FoG notes that TransGrid is nominating a nearby 20HA area of YBRGLW as compensatory habitat but queries whether the compensation is of sufficient value for what is being lost. FoG understands that TransGrid has committed to a compensatory habitat planting scheme and has commenced discussions with Greening Australia to undertake this planting as part of a broader Memorandum of Understanding between TransGrid and Greening Australia. As the area being lost is quality YBRGLW, the compensatory habitat should also be similar. Any restoration, including use of seed mixes, should be consistent with the protection and long term management of the adjacent YBRGLW values and take into consideration source of seed (local), species selection and appropriate methods/timing of works.
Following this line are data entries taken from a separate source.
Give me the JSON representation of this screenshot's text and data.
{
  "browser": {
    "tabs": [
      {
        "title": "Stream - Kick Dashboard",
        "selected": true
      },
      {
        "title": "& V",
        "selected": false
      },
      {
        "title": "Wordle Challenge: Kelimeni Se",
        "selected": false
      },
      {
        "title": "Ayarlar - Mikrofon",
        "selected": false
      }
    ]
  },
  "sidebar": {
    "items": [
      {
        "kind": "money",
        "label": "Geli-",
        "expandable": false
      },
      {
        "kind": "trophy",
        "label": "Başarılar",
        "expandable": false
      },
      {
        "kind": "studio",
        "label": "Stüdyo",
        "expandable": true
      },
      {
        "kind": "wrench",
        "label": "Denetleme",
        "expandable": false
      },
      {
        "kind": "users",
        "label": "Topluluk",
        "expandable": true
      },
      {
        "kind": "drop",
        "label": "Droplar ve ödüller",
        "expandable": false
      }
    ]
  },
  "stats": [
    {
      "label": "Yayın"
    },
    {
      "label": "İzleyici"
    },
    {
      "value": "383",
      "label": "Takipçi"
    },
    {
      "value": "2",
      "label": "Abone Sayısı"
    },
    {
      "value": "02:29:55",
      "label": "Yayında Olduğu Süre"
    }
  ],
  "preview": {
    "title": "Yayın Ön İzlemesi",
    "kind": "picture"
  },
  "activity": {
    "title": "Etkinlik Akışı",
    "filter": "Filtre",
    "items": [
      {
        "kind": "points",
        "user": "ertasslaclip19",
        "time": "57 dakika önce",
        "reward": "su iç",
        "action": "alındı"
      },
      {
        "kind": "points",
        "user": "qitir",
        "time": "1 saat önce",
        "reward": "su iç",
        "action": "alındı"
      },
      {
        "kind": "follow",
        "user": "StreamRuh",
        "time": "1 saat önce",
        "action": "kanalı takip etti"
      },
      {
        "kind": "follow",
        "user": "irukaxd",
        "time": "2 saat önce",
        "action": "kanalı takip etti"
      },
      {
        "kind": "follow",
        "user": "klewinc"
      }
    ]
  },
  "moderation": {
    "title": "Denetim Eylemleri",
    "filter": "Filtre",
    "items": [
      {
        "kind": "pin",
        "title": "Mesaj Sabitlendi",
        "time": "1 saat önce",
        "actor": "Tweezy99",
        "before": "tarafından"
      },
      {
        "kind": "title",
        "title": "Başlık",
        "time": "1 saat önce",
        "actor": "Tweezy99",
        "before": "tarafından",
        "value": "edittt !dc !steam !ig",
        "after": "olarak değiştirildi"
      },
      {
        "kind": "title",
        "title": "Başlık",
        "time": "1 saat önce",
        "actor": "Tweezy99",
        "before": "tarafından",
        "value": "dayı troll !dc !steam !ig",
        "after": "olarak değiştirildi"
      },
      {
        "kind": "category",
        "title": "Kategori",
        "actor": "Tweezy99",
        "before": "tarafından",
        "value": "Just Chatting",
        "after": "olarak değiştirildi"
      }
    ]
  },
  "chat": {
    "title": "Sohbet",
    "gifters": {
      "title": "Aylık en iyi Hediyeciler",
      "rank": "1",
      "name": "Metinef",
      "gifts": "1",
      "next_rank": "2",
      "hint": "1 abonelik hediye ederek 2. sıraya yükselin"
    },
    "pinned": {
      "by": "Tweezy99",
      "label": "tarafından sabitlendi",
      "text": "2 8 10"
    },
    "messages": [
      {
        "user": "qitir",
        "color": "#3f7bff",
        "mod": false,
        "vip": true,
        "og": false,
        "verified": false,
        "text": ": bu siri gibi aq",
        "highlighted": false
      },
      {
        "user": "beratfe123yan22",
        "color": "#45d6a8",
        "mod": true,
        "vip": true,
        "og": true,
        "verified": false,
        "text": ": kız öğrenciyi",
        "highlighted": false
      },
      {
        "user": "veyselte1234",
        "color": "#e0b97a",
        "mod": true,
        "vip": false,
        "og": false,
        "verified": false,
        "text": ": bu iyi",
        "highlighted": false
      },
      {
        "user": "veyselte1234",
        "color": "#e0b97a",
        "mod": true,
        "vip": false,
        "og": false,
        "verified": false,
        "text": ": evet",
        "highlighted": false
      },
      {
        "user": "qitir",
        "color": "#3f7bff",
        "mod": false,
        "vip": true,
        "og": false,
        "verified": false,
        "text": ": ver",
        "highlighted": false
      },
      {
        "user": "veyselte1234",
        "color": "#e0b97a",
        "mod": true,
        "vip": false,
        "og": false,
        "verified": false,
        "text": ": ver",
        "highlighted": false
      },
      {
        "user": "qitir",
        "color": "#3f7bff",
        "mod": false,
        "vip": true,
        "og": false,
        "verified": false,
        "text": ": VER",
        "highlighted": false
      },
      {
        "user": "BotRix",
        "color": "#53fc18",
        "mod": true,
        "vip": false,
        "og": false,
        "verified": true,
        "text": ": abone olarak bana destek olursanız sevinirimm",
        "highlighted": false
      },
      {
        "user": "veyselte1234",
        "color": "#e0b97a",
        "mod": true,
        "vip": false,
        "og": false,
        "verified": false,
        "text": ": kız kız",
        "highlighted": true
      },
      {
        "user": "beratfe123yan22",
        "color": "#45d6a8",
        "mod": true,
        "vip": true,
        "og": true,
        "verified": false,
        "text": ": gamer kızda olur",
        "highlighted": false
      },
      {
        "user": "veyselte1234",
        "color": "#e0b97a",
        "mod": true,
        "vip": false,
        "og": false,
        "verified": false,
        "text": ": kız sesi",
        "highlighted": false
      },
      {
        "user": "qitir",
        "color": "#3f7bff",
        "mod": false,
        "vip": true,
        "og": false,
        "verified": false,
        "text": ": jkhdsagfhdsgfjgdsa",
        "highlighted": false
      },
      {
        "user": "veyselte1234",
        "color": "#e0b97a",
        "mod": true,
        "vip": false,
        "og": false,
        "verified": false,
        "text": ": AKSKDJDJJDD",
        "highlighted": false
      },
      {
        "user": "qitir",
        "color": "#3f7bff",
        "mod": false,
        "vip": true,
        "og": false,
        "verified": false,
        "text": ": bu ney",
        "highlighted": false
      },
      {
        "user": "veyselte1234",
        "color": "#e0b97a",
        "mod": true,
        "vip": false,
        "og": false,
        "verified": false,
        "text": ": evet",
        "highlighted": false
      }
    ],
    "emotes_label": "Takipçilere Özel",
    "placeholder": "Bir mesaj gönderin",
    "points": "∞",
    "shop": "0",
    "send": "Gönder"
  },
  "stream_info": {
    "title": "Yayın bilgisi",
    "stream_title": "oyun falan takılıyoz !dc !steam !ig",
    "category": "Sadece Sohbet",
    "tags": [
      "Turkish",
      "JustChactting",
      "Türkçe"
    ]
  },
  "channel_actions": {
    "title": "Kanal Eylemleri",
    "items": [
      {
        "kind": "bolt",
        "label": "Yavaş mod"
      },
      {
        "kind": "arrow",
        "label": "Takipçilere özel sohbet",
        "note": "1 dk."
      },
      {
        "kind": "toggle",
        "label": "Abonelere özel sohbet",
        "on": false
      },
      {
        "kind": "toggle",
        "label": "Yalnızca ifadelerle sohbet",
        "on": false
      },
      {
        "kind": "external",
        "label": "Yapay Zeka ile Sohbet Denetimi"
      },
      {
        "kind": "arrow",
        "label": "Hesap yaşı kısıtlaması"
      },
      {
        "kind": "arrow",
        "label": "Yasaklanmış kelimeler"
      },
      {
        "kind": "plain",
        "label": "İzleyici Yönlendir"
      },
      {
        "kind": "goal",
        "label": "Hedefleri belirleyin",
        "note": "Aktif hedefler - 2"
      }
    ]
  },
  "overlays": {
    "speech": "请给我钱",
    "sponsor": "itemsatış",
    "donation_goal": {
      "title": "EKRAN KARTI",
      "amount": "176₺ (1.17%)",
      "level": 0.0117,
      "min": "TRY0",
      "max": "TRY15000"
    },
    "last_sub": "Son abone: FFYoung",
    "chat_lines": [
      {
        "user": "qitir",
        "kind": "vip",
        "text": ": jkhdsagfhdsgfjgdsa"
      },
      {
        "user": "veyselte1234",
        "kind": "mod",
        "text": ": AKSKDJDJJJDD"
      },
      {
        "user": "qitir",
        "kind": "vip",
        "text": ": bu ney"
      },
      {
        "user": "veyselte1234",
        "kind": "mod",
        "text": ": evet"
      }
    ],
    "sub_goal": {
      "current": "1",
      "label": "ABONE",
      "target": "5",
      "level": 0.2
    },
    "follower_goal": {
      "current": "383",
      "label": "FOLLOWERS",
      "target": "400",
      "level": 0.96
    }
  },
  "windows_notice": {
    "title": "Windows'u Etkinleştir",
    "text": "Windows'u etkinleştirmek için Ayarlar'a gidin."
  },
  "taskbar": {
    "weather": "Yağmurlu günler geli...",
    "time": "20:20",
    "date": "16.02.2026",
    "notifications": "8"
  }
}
The submission includes rehabilitation of all disturbed areas to be undertaken at the conclusion of the works. FoG suggests that this be assisted by minimising disturbance on site, e.g.
- wherever heavy machinery is proposed to be used, avoid soil compaction and disturbance by use of the smallest/lightest equipment, and with rubber tyres if possible;
- wherever excavation is required, its extent should be minimised;
- works structures (e.g. sheds) must be placed so as to not damage/degrade otherwise unaffected vegetation, including understorey plants; and
- avoiding sensitive times such as breeding periods or times of flowering/seed set.
If the final site selected is site “I”, FoG has particular concerns about accidental damage to conservation values of both the site and adjoining area during construction, particularly during the process of delivering the transformer. Careful management of this component of the site works is critical, and the employment of recognised (preferably accredited) ecologists to assist in minimising damage to native vegetation is recommended.
Again, if site “I” is selected, permanent fences and other measures should be taken to protect the surrounding YBRGLW, including the area of Swainsona sericea (listed as vulnerable in NSW) within the substation boundary. In addition, the offset area could be extended to the substation fence to include as much as possible of this species.
FoG is a community group dedicated to the conservation of natural temperate grassy ecosystems in south-eastern Australia. FoG advocates, educates and advises on matters to do with the conservation of grassy ecosystems, and carries out surveys and other on-ground work. FoG is based in Canberra and its more than 200 members include professional scientists, landowners, land managers and interested members of the public.